Silver nanoclusters-assisted triple-amplified biosensor for ultrasensitive methyltransferase activity detection based on AuNPs/ERGO hybrids and hybridization chain reaction.

In the paper, a triple-amplified biosensor was built for the purpose of ultrasensitive methyltransferase (Dam MTase) activity detection and inhibitor screening based on in-situ synthesized silver nanoclusters (AgNCs) as signal probes to provide amplified current signal coupling with gold nanoparticles/electrochemical reduced graphene oxide (AuNPs/ERGO) hybrids and hybridization chain reactions (HCR) amplification strategy. For biosensor preparation, the AuNPs/ERGO hybrids were firstly generated on the electrode surface by electrochemical co-reduction method, then the ds-DNA structures which comprised the specific recognition sequences (5'-G-A-T-C-3') of the Dam MTase and the restrictive endonuclease DpnI were formed on the electrode by the hybridization of the assistant DNA with the capture DNA. The presence of Dam MTase methylated partial ds-DNA structures on the electrode which could be digested by DpnI and could not undergo HCR process. The unmethylated ds-DNA structures underwent HCR process to further hybridize with DNA1 and DNA2 to form ds-DNA superstructures as effective template for AgNCs in-situ synthesis.

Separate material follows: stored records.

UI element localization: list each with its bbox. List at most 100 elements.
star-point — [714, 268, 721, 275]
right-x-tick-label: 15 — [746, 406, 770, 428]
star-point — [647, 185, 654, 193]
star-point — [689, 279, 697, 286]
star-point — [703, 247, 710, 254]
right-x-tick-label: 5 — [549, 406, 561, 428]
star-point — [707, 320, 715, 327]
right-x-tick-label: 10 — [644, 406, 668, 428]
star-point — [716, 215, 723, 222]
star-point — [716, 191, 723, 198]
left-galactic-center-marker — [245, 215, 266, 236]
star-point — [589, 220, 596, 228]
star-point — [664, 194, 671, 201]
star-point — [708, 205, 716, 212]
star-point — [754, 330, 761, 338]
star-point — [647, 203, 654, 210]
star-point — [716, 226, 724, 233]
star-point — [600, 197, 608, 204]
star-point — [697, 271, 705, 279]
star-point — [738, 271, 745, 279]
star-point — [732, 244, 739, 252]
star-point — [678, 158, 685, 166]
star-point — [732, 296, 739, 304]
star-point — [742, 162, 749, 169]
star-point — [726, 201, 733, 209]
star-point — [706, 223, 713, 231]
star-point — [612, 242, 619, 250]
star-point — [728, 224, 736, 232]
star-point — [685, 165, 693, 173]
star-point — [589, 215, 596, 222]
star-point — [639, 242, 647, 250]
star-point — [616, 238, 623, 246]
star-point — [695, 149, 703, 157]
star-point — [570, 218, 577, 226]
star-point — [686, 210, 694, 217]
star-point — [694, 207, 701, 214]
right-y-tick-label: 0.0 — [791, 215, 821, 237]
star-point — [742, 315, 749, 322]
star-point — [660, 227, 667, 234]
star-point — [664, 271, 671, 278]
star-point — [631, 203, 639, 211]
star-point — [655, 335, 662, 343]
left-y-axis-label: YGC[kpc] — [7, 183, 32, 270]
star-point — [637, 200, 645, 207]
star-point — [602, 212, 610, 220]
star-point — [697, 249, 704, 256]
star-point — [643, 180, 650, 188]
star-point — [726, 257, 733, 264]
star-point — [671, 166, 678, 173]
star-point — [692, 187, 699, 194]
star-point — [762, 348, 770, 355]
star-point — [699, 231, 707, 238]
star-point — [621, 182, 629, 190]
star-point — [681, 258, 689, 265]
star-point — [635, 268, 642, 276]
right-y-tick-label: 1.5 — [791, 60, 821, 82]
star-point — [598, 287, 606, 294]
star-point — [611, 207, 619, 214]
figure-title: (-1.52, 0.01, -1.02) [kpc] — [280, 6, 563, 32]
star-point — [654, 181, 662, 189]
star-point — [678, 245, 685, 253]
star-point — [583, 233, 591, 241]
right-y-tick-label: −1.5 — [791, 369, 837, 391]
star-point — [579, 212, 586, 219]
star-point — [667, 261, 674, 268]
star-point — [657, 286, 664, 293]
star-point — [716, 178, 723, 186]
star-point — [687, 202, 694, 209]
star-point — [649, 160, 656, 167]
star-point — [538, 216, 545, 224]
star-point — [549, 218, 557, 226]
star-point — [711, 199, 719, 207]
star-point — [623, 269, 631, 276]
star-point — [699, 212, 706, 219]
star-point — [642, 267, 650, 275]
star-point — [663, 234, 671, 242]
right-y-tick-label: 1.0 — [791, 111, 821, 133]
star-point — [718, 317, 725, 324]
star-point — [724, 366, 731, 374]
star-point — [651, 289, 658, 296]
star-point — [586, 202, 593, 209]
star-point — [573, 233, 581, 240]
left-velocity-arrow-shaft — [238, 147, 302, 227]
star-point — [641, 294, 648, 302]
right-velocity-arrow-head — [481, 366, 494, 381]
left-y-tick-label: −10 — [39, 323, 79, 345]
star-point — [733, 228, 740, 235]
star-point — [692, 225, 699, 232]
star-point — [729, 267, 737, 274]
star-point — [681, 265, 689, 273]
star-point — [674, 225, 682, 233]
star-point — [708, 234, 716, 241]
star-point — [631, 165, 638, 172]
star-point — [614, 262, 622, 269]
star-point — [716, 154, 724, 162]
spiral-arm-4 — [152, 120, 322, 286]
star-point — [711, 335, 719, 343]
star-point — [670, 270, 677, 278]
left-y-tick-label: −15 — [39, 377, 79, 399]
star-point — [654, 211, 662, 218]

Oxidation peak current of silver was obtained as signal output for Dam MTase detection. Integrated synthesis and detection in one as well as combined metal nanocluster with DNA superstructures, this biosensor showed a good performance for Dam MTase activity detection with a detection limit of 0.0073 U/mL. Compared with reported biosensor, the designed biosensor showed high sensitivity and had potential in clinical diagnosis as well as inhibitor screening.